郵便屋にお礼を言うが、さっさと行ってしまった。
普段は私宛の手紙なんてこない。
親でさえ、私とやりとりはしたくないのだからな。
手紙を開けてみると、一本のタンポポが手紙と共に入っていた。
なぜタンポポなのか。それはわからないが、とりあえず手紙の内容を見てみるとしよう。
首を傾げながら手紙を開いた。
「...え」
驚いたのは何年ぶりだろうか。
その手紙は、隣国の王、イドリア・アーサーからのものだった。
家に入り、手紙を読むことにした。
[拝啓 美佐子へ
君の噂はかねがね聞いている。霊祓いの仕事をしているそうじゃないか。実は、最近私の国で不可解な事件が起こっていて、霊媒師はそれが霊の仕業だと言うのだ。しかし、強力な力を持っている霊らしく、祓うのは困難らしい。
そこで、美佐子に頼みが]
そこまで読んで、私は手紙をビリビリに破いて捨てた。
怒りがふつふつと湧いてくる。
一体なんなんだ、こいつは。私の国で不可解な事件?私に頼み?知ったこっちゃない。私は隣国にまで行って、霊を払うような女じゃない。

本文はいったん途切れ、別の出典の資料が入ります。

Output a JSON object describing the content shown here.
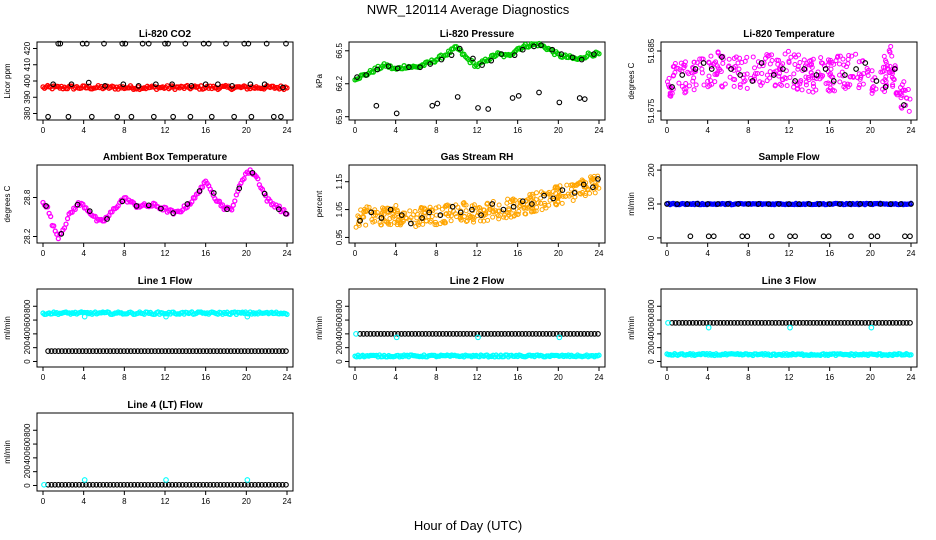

これまで受けてきた依頼だって、隣国ほど遠い距離には行かなかったと言うのに。
この高圧的な態度。そして、美佐子といきなりの呼び捨て。
こんな手紙を書く奴の頼みなんて、死んでもごめんだ。
先程まで良かった気分が嘘のようだ。
私は怒りを拭うように頭を振る。こんな感情では、霊様に近づけない。
気を取り直して、家の掃除をすることにした。
後々、この手紙が人生に支障を出さなければ良いんだが。